Schools stay divided on education plan
The devil seems to be in the detail of the Government's flagship education policy, as opinion in schools remains divided.
Investing in Educational Success (IES) is a $359 million policy announced in January, which would include schools collaborating in groups, new teaching and leadership roles and a teacher-led innovation fund.
Education minister Hekia Parata says every effort has been made to include and inform the sector but many Waikato principals say they still want more detail on how the policy will play out.
NZEI union members yesterday cast the final votes on whether to reject the policy or negotiate on it.
Parata, who was in Hamilton yesterday, said the outcome of the vote was expected early next week. "That's nothing I can have influence over. We're just waiting to hear."
Bargaining was already underway with the PPTA.
The recurring theme among Waikato principals is a thirst for more information on the nuts and bolts of the policy.
Parata said detail was "freely available to the level it has been developed to so far.
"The reason why we can't say definitively ‘This is it' is because we're consulting with the very people that they're wanting us to consult with. So it's a process," she said.
Recommendations from a sector working group - including both teacher unions, different schooling levels and ethnic groups - had been worked on since May.
They included areas such as how communities would be defined and how tailored "achievement challenges" would be set and assessed.
Decisions on the policy had been published and meetings had been held around the country, Parata said.
Hillcrest High School principal Kelvin Whiting liked the concept of collaboration and said he was open to considering the policy.
"If there's opportunities with funding and resourcing that the Government is prepared to put into education in regard to raising student achievement then we're all supportive of that," he said.
"It's in the detail, really, about how it's going to actually work when the rubber hits the road."
But Waikato Principals' Association president John Coulam said he felt the proposal was being sped through.

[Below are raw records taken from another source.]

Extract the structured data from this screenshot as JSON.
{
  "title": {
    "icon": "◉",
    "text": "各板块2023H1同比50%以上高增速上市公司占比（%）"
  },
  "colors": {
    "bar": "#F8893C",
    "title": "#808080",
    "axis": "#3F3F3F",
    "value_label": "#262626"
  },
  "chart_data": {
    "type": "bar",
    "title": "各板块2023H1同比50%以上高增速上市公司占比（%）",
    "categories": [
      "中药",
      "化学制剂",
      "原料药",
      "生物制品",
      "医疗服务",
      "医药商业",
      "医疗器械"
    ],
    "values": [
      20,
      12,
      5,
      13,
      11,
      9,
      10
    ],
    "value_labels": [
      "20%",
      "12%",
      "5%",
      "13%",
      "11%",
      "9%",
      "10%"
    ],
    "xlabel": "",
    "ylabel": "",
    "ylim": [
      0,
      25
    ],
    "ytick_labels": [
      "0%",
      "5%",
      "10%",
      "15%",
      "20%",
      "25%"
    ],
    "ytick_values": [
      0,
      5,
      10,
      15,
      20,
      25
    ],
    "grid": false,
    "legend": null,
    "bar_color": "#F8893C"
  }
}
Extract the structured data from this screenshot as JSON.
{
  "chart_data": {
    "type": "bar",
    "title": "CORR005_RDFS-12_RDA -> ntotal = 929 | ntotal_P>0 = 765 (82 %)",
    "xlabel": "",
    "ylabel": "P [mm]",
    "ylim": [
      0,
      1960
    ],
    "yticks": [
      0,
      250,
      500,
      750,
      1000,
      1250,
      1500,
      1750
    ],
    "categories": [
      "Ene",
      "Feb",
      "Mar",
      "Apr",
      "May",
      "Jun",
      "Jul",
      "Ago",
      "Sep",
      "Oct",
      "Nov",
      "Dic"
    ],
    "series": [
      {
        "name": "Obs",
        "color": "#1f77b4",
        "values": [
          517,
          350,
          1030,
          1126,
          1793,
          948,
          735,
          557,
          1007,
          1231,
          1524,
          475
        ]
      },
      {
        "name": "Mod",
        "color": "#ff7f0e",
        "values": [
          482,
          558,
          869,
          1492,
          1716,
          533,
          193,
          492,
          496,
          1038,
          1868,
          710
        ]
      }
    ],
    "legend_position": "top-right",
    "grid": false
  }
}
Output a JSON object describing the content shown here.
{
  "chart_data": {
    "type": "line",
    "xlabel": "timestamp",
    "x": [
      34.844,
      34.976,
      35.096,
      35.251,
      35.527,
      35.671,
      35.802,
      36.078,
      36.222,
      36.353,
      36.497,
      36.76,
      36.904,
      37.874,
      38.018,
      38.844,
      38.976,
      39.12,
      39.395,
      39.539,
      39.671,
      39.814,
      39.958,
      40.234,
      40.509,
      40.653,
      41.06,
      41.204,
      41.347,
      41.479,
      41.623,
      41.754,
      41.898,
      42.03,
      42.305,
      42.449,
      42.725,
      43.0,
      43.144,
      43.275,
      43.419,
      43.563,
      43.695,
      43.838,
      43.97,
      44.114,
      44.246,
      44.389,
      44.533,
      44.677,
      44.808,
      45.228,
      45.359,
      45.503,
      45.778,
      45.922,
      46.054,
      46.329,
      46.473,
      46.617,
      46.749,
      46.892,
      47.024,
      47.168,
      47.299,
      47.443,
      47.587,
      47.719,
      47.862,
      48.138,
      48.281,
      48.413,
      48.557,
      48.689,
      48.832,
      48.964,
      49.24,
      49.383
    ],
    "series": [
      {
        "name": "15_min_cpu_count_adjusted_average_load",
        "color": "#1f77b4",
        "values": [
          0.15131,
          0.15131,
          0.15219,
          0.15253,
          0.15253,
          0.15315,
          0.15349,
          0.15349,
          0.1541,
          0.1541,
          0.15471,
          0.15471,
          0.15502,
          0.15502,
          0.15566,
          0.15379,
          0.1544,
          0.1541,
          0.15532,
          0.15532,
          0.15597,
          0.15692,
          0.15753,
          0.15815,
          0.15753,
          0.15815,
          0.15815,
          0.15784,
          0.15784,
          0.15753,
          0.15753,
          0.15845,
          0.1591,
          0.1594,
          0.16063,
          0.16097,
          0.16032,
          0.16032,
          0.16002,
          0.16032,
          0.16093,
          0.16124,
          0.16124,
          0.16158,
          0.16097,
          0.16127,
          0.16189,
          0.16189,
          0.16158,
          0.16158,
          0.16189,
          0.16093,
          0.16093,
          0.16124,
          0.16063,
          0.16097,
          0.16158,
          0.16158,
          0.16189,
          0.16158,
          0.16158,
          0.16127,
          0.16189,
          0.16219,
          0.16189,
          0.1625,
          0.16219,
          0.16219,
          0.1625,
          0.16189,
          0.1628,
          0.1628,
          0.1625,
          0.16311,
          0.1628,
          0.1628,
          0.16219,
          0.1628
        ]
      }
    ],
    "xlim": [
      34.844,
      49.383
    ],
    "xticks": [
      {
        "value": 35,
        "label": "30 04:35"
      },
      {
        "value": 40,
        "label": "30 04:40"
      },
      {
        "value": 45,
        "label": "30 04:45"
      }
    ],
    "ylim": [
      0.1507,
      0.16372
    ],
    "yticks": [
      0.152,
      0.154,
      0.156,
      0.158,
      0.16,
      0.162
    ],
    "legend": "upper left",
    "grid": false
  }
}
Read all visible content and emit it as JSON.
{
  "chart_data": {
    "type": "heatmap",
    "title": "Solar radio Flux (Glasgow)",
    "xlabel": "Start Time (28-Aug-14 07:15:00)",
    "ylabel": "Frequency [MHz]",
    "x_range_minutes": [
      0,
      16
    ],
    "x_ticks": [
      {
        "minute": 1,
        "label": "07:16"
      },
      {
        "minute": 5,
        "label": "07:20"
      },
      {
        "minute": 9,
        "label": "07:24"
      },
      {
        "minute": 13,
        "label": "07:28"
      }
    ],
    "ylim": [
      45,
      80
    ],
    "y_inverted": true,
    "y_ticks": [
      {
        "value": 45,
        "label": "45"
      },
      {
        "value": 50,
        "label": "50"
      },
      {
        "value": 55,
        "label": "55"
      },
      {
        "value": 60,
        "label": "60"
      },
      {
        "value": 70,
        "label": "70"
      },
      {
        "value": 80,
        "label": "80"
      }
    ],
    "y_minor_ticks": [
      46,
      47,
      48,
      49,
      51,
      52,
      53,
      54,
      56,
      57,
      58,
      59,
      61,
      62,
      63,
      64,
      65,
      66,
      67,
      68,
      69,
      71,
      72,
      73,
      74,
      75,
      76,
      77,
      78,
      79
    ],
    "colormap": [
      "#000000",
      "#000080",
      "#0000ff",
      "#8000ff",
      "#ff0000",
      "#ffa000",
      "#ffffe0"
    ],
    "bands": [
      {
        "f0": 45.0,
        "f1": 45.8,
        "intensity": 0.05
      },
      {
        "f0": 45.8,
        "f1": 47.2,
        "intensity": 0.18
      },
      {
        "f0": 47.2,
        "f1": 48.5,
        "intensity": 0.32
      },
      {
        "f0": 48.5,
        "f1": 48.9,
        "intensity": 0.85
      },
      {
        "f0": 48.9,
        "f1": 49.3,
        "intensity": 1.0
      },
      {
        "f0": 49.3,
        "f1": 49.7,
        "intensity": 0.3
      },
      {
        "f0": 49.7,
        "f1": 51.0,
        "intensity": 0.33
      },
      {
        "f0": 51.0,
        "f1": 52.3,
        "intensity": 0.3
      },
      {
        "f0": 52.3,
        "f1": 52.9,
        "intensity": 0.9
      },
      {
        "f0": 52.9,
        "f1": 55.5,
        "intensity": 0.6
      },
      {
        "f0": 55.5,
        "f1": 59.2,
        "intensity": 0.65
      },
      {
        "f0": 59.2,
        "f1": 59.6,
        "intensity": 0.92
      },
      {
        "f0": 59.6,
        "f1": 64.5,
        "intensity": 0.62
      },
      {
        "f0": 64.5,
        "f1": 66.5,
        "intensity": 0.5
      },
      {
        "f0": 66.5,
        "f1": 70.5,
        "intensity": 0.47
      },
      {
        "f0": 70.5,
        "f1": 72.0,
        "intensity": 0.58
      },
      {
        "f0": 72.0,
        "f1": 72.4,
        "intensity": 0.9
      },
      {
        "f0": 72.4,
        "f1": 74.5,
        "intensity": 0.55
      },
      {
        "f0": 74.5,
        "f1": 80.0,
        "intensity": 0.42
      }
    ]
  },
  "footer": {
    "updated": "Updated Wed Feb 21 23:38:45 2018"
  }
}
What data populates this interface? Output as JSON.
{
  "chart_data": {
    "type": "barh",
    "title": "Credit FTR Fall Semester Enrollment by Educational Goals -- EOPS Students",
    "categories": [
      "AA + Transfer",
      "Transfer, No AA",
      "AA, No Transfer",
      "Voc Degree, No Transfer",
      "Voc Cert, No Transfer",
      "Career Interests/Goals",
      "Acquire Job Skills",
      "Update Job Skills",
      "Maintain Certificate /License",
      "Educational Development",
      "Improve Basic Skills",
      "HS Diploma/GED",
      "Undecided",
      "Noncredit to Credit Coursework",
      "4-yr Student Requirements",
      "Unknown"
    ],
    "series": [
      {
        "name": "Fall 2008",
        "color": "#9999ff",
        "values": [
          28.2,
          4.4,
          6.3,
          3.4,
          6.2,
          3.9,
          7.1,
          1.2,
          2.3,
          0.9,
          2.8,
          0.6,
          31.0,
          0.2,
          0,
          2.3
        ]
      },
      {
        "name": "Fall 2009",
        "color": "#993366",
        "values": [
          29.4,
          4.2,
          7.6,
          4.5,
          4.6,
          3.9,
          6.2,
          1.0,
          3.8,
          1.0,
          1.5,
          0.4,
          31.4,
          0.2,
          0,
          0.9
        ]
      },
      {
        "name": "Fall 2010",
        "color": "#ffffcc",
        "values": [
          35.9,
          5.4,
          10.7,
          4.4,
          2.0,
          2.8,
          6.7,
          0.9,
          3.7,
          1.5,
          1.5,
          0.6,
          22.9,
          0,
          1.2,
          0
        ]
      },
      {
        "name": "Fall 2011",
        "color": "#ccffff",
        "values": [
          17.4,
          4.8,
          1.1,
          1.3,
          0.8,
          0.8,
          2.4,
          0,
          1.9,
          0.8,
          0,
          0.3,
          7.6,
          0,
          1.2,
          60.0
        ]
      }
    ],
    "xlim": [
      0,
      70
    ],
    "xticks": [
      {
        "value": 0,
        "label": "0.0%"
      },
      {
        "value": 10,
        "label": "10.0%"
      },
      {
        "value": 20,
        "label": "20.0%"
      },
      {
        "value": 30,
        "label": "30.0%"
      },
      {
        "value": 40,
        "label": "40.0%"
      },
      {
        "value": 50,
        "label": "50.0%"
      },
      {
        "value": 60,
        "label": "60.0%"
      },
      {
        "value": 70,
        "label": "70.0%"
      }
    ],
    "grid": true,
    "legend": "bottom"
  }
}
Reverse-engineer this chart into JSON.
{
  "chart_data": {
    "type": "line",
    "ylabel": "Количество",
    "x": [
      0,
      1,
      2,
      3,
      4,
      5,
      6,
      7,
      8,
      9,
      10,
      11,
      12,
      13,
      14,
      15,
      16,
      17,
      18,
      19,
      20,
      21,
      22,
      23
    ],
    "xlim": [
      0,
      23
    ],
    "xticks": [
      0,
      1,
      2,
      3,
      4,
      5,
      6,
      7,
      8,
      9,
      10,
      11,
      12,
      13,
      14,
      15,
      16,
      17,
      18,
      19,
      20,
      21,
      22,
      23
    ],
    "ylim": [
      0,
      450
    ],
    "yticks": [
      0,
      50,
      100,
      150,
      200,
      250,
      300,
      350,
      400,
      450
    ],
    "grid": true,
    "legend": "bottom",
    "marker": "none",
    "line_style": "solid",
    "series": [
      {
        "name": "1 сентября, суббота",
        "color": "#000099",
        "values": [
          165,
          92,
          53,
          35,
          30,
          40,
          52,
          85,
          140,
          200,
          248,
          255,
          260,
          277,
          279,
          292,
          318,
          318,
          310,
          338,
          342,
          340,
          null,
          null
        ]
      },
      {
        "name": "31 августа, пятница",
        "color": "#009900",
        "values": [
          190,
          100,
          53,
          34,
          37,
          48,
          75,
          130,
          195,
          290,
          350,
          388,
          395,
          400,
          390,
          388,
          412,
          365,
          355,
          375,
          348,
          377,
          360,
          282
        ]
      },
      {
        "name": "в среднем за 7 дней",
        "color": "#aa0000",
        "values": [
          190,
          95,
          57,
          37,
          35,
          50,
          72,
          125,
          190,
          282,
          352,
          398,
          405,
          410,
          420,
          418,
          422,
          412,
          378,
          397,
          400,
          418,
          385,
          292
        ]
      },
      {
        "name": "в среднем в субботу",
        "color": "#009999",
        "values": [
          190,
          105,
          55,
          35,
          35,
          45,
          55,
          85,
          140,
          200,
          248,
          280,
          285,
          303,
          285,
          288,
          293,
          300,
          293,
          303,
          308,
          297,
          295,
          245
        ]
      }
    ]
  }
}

"It's just typical. They create the policy and then they start working out the detail."
About half of the principals Coulam had spoken to felt they had enough information to work with the policy and the other half were opposed.
He said the ministry's plan to seek expressions of interest was putting the cart before the horse.
"What are you expressing an interest in if you don't know all the detail?"
Parata said the ministry had received indications from between 200 and 300 schools.
And there could be a "basket of measures" for success under IES, Parata said.
"National standards and NCEA progress, absolutely they'll be part of it. . . but they will not be the only ones."
Success measures would depend on the achievement challenges, which could be areas such as foundation literacy and numeracy or student attendance.
Deanwell School principal Pat Poland was relieved and said using national standards to measure success would be "a farce".
But he said sector consultation on IES wasn't genuine.
"The decisions have been pretty much made."